Publié chez les éditions Hurtubise le 29 janvier 2026
240 pages
Lu en format papier
4e de couverture
Entre deux poussées pour faire naître sa fille Gigi, Ella
apprend que son chum Will est parti. Pas parti au dépanneur ou acheter un
toutou pour leur bébé. Non: parti pour de bon. C’est donc seule dans son
appartement de Québec que, du haut de ses 19 ans, elle apprend à décoder les
pleurs de son enfant tout en essayant d’étouffer les siens.
Puis sa belle-famille l’invite à venir pour l’été dans leur
maison au Lac-Saint-Jean. Auprès d'elle, Ella découvre ce que signifie «
prendre soin » et se laisse inspirer par l’immensité et le mouvement du Lac
afin de se définir pour la première fois de sa vie. Mais alors qu’Ella commence
à bâtir un nid pour Gigi et elle-même, Will réapparaît brusquement…
Mon avis
C’est le genre de livre qui tombe au bon et mauvais moment
dans mon existence. J’essaie d’éviter tout ce qui est lié aux personnages
enceintes, mais je ressens le besoin de feuilleter des histoires qui parlent de
découverte en soi en vivant de nouvelles expériences.
En général, j’ai apprécié ma lecture. C’est le premier livre
pour adulte écrit par l’auteure et si je n’y avais pas porté attention, je
n’aurai pas remarqué la différence. Elle mentionne un sujet peu abordé dans les
romans, mais important pour plusieurs femmes.
Bien que Ella endure de nombreuses difficultés, elle garde
son sens de l’humour spécialement lorsqu’elle travaille ou sort avec son amie
Karine qui est devenue mon second personnage préféré. Les deux femmes m’ont
fait sourire à plus d’une reprise malgré quelques passages tristes.
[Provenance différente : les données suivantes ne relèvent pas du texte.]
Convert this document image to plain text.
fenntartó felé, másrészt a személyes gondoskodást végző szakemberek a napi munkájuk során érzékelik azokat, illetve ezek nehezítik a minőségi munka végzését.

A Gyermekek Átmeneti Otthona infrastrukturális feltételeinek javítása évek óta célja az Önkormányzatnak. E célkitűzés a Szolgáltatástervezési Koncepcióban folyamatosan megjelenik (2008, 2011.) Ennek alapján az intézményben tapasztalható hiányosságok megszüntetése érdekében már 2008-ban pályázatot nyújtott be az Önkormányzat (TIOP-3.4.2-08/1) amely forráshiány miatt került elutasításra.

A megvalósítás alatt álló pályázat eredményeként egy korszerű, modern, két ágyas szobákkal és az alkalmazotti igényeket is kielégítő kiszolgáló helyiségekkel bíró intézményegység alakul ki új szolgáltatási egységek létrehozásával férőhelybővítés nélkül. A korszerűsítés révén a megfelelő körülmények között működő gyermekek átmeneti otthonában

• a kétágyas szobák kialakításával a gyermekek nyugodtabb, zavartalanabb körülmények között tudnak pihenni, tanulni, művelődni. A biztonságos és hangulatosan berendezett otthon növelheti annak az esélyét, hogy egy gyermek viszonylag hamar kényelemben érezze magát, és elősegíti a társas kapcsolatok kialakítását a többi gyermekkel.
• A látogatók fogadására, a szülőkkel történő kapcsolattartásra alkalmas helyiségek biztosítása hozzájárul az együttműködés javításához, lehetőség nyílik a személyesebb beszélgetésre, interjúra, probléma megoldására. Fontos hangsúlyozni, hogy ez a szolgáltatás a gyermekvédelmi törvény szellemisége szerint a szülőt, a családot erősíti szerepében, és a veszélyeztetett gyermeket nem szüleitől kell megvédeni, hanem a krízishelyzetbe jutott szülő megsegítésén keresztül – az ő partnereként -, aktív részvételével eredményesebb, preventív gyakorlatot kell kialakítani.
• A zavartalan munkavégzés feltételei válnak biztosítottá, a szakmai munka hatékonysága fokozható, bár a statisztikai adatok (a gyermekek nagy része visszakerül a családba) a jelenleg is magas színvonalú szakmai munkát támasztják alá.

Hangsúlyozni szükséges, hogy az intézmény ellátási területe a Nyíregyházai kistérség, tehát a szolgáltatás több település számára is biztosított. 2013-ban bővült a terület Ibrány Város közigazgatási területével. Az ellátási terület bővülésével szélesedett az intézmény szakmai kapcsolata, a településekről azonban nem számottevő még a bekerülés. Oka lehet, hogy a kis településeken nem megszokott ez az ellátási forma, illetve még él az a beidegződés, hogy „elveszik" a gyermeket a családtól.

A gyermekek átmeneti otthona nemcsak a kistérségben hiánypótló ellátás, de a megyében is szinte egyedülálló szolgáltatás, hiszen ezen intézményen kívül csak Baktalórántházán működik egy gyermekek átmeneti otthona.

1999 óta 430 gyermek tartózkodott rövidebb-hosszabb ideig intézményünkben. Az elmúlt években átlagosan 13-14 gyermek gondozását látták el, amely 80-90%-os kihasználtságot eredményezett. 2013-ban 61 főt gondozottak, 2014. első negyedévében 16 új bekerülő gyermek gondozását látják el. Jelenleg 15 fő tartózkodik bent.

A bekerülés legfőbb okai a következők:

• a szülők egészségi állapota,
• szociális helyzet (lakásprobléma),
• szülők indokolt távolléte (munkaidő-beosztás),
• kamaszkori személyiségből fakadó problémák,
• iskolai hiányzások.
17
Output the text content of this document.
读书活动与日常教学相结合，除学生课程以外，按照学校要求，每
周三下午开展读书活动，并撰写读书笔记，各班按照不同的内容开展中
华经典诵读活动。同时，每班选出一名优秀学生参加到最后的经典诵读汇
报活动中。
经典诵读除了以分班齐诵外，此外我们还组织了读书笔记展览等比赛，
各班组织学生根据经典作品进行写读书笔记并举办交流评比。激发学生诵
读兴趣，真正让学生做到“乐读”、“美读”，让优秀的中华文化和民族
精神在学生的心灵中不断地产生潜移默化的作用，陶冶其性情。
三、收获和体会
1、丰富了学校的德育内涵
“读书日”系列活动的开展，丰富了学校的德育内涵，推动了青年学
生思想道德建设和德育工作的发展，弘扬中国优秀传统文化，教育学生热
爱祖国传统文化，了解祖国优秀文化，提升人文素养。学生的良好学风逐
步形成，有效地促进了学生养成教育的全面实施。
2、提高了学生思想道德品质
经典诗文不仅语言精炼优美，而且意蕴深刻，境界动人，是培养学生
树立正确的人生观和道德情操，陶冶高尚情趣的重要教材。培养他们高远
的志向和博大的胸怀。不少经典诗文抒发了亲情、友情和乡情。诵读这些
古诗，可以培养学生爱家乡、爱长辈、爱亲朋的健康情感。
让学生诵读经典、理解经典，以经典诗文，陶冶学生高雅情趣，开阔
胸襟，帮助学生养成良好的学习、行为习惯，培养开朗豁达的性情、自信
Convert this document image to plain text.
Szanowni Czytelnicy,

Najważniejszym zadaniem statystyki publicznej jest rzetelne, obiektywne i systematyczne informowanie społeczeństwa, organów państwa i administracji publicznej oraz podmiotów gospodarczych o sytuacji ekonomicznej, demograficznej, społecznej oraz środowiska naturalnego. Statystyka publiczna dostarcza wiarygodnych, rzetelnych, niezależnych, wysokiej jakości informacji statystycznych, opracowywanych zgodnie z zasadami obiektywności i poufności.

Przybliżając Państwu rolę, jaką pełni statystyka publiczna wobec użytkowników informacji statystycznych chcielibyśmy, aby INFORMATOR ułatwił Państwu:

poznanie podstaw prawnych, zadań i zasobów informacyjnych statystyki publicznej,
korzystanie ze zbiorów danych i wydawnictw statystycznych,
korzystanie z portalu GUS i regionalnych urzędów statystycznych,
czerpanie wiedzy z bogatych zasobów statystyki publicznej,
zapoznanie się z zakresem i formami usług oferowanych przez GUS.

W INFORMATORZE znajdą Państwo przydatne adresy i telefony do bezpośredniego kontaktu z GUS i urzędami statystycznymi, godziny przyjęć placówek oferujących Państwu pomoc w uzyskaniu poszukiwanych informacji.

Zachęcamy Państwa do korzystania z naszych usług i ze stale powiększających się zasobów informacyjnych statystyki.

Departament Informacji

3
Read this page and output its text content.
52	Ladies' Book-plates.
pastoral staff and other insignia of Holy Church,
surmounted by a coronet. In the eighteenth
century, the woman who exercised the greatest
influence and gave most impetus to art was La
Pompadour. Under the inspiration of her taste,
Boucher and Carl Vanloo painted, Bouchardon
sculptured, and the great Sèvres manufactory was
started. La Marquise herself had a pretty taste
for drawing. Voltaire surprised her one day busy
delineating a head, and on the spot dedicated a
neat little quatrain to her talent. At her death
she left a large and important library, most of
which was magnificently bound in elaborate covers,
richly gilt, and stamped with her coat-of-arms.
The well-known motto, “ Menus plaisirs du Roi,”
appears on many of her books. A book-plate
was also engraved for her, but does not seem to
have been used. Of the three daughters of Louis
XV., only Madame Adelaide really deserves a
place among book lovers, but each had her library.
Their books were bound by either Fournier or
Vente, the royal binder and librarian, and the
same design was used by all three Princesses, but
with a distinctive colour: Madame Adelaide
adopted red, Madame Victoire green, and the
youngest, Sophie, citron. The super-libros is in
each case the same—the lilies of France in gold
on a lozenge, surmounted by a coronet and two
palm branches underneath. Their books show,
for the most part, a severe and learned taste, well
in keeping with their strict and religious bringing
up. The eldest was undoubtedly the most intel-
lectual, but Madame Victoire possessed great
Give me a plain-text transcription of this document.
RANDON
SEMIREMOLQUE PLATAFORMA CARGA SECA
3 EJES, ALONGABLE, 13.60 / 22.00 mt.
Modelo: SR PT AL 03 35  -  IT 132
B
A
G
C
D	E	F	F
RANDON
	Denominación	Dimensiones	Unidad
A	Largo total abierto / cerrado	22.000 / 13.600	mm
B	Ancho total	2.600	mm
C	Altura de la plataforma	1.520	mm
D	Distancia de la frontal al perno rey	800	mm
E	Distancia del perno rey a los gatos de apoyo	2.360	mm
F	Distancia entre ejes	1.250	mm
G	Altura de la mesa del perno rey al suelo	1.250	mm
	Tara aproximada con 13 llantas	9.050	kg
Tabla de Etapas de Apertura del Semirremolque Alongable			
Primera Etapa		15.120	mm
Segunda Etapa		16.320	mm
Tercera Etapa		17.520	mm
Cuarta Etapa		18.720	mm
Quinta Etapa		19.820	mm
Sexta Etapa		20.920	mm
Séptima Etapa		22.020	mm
Je sais qu’il a agit du mieux qu’il pouvait malgré son jeune
âge, mais je n’ai pas éprouvé de compassion pour Will. Il a beau faire des
pieds et des mains pour revenir dans le quotidien d’Ella et de Gigi, cela ne
change rien à ses agissements au commencement du bouquin. Je vous laisse
découvrir si Ella lui pardonne.
Si vous affectionnez les livres qui vous vivent des
émotions, je vous le recommande. Si vous avez aimé sa série jeunesse, vous
allez apprécier davantage cette œuvre.
Extraits
Je ravale mes larmes en même temps que la vérité. Elles sont
invitées seulement sous la douche, le soir, lorsque l’univers est fermé. (p.13)
Pendant longtemps, ma vie ne servait à rien. J’étais l’oreiller
de décoration qu’on retire, le soir, juste avant de déposer notre tête sur le
vrai. Un échantillon de crème pour cuticules offert comme cadeau du temps des
fêtes dans une revue fanée de personne âgée. Un coupe-banane ou pire, un
lecteur dvd. (p.15)
J’ai toujours eu l’impression que l’univers des arts n’avait
pas été crée pour une personne comme moi, toujours craint d’être la seule dans
la salle à ne pas comprendre ce qui se passe sur la scène. (p.96)
J’ai toujours été à l’aise avec moi-même pis je pense que ça
se reflète avec les gens que je rencontre. J’ai pas besoin de personne pour
avoir du fun, mais c’est vraiment le fun de le faire avec quelqu’un d’autre.
(p.110)
Même si je peux être sensible à une peur si féroce, je suis
refroidie par le Will que j’ai revu hier soir. Sa manière de me parler, de nous
faire face, à Gigi et à moi, avec à peine un trémolo dans la voix, m’a fait
sentir comme un trou boueux dans lequel on peut sauter, juste pour s’amuser.
(p.157)
Mais aujourd’hui, je n’en peux plus. Je n’ai pas le bras
assez musclé pour passer mon temps à tout lisser. J’ai besoin d’aller au bout
de la recette, de savourer enfin le gâteau. (p.171)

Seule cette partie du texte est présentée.